RUTH RICHMAN



We were a family of four living in Berlin  in the 1930’s.    In October 1938 my father, who was Polish born, was deported to Poland and, having spent three days and nights at the frontier on account of the Polish authorities’ reluctance to admit those who did not hold a Polish passport, he was finally admitted and spent the next nine months there.


In the meantime my mother and her two sisters-in-law, who also lived in Berlin, felt it might be safer for the children to be sent to Holland, where we had an uncle and  his family and also our grandmother.  It was arranged that three of  my cousins and I would go to stay with our uncle.  I was the only girl and the youngest and  the eldest two cousins were to look after me.


When we arrived at the frontier we were refused entry, as our papers were not in order, and we spent the next two nights with a couple of Jewish families and were then put back on the train to Berlin.   This doubtless saved our lives, as the entire family in Holland were killed and all four of us children survived the war.  Of the three cousins, two came to Great Britain with their parents two months before the outbreak of war and the other cousin spent the war years in Berlin, the final two and a half years in hiding with his mother.

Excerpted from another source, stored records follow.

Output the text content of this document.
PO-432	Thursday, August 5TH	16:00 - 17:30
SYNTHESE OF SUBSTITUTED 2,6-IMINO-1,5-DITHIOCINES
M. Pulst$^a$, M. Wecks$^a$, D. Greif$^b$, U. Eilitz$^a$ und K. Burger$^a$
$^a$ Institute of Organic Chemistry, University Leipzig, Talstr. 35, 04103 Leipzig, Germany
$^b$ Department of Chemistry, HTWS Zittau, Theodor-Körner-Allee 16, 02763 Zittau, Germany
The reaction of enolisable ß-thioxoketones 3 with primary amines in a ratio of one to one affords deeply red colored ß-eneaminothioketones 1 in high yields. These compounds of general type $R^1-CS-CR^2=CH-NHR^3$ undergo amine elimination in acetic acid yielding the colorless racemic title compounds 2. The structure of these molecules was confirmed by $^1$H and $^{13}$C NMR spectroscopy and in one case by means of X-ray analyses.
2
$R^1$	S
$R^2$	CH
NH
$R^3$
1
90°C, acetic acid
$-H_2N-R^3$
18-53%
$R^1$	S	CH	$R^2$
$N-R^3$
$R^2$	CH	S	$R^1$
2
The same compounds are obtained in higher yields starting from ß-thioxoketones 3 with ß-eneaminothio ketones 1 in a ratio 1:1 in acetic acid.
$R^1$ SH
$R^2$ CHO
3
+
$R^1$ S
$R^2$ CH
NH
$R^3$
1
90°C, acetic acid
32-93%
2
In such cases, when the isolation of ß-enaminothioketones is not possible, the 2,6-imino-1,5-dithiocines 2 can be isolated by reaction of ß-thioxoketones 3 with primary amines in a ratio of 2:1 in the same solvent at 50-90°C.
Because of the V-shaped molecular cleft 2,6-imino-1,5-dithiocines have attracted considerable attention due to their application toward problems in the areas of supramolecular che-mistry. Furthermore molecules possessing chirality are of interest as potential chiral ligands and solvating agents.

My mother managed to procure a transit visa for herself and my father to go to Palestine via Great Britain, whereupon my father had permission to return to Berlin for four weeks and my parents, my baby brother and I were all able to leave Germany together .   We traveled on a cargo ship and arrived at the London Docks the night of 30th August 1939.  As war was declared on 3 September, we did not continue our  journey and  Britain became our home.